"I've been preparing myself for the unknown. I love difficult workouts, especially the ones that make you nervous at the beginning, but are well worth it at the end."
As a teenager, Lorinda van Loggerenberg had a promising athletics career to look forward to.
“I’ve always had a passion for athletics. I was a 100-meter and 200-meter specialist and became a professional athlete at the age of 17.”
At age 19, a hamstring injury halted her sprinting career, but concomitantly, she learned about CrossFit.
“I was studying towards a degree in sport science at the time, and during 2010, one of my lecturers, Hannes du Toit, introduced me to CrossFit,” she says.
Du Toit owns BST CrossFit in Honeydew, Johannesburg.
“My body was so stiff for two weeks straight, but I quickly realized that this was something else, and I had to master these beastly workouts.”
What was athletics’ loss turned out to be CrossFit’s gain. With one week of the Open left, Van Loggerenberg is in the top 10 overall in the Africa Region, having performed consistently well on all workouts including a strong third-place finish on 13.3 with a score of 249.
van Loggerenberg finished third overall in the 2012 Open, but the level of competition in Africa, especially among the women, has increased dramatically in 2013. She has proven she remains a top contender.
“The 2012 Open was my first competitive year in CrossFit,” she says. “It was tough, but I got through it.”

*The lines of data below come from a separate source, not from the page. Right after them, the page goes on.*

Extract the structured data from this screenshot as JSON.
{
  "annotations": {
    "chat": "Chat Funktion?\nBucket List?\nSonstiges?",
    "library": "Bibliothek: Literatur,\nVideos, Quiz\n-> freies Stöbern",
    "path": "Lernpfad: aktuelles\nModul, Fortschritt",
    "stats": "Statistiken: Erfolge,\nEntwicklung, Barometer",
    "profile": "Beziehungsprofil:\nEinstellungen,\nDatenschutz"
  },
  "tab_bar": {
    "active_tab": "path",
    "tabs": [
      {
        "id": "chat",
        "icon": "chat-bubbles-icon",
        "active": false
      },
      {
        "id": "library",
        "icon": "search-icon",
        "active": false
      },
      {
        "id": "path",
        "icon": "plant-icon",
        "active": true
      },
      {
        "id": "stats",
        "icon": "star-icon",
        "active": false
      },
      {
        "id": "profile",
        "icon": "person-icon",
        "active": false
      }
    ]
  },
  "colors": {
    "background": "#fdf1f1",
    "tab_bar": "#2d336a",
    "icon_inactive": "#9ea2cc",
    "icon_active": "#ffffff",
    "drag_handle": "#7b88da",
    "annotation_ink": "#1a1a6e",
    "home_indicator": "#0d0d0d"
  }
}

With CrossFit still growing in Africa, the 2012 Regional saw all but three women eliminated after the first event.
“It was a very humbling experience,” van Loggenberg says. “But even though I was disappointed that I couldn’t advance to the second workout, Regionals were still one of the highlights of my year in 2012 and I learnt a lot from the experience.”
The past year has been a busy one for van Loggerenberg. She married a longstanding member of the South African CrossFit community, Branco Visagie, and together they opened their own affiliate — RTF CrossFit. They both work together by training young semi-professional and professional athletes at a local high school.
Visagie is also van Loggerenberg’s main coach, while Du Toit, who Van Loggerenberg calls “an overall guru in the sport,” remains involved, as well.
“After Regionals last year, we went back to the drawing board and I feel that my preparation for this season is much better,” she says. “My programming involves a lot more planning and my main focus has been on Olympic weightlifting and gymnastics. My husband and I both mix our own personal flavors of training into my program, with a strong focus on Olympic weightlifting, weaknesses and a lot of endurance work.”
Her approach to the Open has also changed.
“I’ve been preparing myself for the unknown. I love difficult workouts, especially the ones that make you nervous at the beginning, but are well worth it at the end,” she says. “I also only do each Open (workout) once. That way, I know I have to make every rep count. I realize that nothing just comes overnight, it comes with hard work, and that is why I simply work harder after each Open week.”
Du Toit says van Loggerenberg’s athletic background has made her a very powerful athlete.
“She’s a very determined athlete and easy to coach in the sense that she wants to be well-balanced, so weaknesses don’t remain weaknesses for long,” he says. “But more than that, she is such a good example and positive role model to all the young female athletes that she coaches, both at the high school and at their affiliate.”
This year, she plans to improve on her performance at last year’s Regional.
“My goal for 2013 is to compete at Regionals, and to complete all the workouts at Regionals this time,” she says. “Everything after that is a bonus.”